Hours after the Phillies stand pat at the non-waiver trade deadline, they get blown out in the series finale to the Rockies 9-2. A recap of Sunday’s non-action.
Matt Lawton, Geoff Blum, Ron Villone, Kyle Farnsworth and Buddy Groom tells the whole story of yesterday’s anticlimactic trade proceedings. Nearly every team rumored to be actively involved in talks, including the Phils, stood still. None of the major commodities moved an inch, including Manny Ramirez, Alfonso Soriano, Jason Schmidt, A.J. Burnett, Billy Wagner.
ESPN columnist Jayson Stark recaps the washout better than anyone, giving the Phils credit for being good early shoppers by landing relief pitcher Ugueth Urbina.
"Urbina still looks like the most reliable pitcher (starter or reliever) who was traded for by any team in either June or July," said Stark.
Acquiring Urbina was as much about stabilizing a bullpen as it was about keeping a reliever out of the hands of hated Atlanta.
Good for the Phillies. Did we actually think Wade was going to outsmart John Schuerholz? No chance.
By acquiring Farnsworth from Detroit, the Braves improved their situation more than any team yesterday, not that they weren’t already headed for their 14-consecutive postseason.
Schuerholz’s patience is absolutely killer. Relief pitching has been their biggest crutch all season, but they somehow worked through it, didn’t panic and waited for the last possible moment to improve it.
"Leave it to Atlanta to trade for a relief pitcher who throws 100 mph, negotiate that deal for days and still manage to keep it so quiet that not only did us media sleuths not find out about it -- but even other teams had no idea it was cooking," said Stark.
"Boy," said an official of one NL club. "That one came out of left field, huh?"
"Typical Atlanta," said another NL exec. "Right there under the radar."
In a confidential SI poll among major leaguers (I can’t remember when I saw it), players once called Farnsworth the biggest underachiever in baseball, meaning, he had all the stuff to be a great one but it never surfaced. Enter Braves’ pitching shaman Leo Mazzone, sure to turn Farnsworth into his latest Jaret Wright resurrection project. It’s a perfect match.
"Farnsworth can be a loose cannon at times," said Stark, "but he's having a big year (55 whiffs, just 29 hits in 42 2/3 innings). And he's a perfect fit for a Braves bullpen that needed one more late-inning piece, a guy who can close but won't necessarily have to."
Wade’s phinal pholly
The Braves are winners of six straight games and now hold a commanding five-game lead over second-place Washington. The rest of the division followed the Phils lead and decided not to be sellers yesterday, chosing instead to gamble on an ill-advised run for the wild card.
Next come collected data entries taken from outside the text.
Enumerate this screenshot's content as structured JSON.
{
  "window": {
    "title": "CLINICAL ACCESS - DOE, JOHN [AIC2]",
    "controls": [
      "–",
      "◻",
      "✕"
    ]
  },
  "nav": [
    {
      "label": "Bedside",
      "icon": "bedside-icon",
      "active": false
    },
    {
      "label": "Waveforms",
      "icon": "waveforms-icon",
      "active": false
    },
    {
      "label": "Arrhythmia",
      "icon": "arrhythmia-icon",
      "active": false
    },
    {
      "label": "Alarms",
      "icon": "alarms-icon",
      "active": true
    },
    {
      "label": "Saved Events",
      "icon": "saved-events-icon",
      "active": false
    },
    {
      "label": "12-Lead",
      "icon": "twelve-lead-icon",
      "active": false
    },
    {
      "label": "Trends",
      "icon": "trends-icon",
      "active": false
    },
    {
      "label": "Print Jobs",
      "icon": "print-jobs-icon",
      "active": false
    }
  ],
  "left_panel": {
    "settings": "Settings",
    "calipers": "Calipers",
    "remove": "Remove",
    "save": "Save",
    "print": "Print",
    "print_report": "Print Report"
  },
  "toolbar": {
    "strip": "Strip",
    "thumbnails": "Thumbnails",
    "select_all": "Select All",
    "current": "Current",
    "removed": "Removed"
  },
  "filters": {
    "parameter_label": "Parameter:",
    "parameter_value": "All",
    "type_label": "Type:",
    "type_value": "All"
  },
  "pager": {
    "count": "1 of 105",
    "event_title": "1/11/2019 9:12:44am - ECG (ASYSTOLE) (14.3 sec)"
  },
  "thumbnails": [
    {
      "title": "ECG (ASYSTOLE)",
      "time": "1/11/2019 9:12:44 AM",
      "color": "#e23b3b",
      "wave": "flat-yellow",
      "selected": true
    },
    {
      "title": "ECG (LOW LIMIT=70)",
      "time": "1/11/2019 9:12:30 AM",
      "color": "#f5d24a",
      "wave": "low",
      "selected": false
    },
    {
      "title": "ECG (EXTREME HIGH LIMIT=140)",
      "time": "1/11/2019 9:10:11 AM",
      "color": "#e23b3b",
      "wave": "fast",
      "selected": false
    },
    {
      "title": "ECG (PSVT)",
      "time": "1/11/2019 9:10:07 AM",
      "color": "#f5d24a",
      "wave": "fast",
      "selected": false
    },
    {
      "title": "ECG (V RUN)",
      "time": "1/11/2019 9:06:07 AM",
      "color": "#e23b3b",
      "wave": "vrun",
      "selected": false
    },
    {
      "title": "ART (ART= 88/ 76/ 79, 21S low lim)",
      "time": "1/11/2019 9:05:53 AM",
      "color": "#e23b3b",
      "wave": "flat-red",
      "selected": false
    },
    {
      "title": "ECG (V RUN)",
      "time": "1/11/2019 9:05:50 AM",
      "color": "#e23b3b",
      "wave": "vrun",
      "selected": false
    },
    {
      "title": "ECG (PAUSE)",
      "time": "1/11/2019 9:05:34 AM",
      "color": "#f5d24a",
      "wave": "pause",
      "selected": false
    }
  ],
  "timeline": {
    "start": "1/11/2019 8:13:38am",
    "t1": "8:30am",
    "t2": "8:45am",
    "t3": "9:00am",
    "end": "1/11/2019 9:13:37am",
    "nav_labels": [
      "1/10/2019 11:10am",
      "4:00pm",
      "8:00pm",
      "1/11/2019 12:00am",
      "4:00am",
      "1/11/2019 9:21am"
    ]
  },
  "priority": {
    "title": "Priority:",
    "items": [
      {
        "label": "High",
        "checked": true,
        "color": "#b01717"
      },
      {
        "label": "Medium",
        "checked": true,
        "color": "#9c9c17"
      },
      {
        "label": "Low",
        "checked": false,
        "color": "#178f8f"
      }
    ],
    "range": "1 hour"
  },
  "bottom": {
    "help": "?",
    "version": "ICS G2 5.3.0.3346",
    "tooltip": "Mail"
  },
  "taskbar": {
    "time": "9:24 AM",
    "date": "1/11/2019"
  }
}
It’s hard to justify why the Phils wouldn’t trade Wagner for prospects when they know they can’t win with the current starting five. As soon as starters Burnett and Schmidt fell off the board, Wagner needed to go on the block.
The number one priority for this organization wasn’t starting pitching anyway, not if youth was going to be sacrificed to rent it. The broader need is to get younger and start taking the farm system seriously. With or without Wagner, I see a fringe playoff contender with no real shot. I see the same with Burnett or even Schmidt. What’s worse, the team is getting older, and they haven't done much about it for years.
I’ll go back to what I said earlier this year about Wade. His legacy won’t be the lousy deals – Mike Williams, Turk Wendell, Dennis Cook, etc. It’s holding on to players like Wagner, or overextending contracts to players like Pat Burrell, when it's clearly better to explore other options.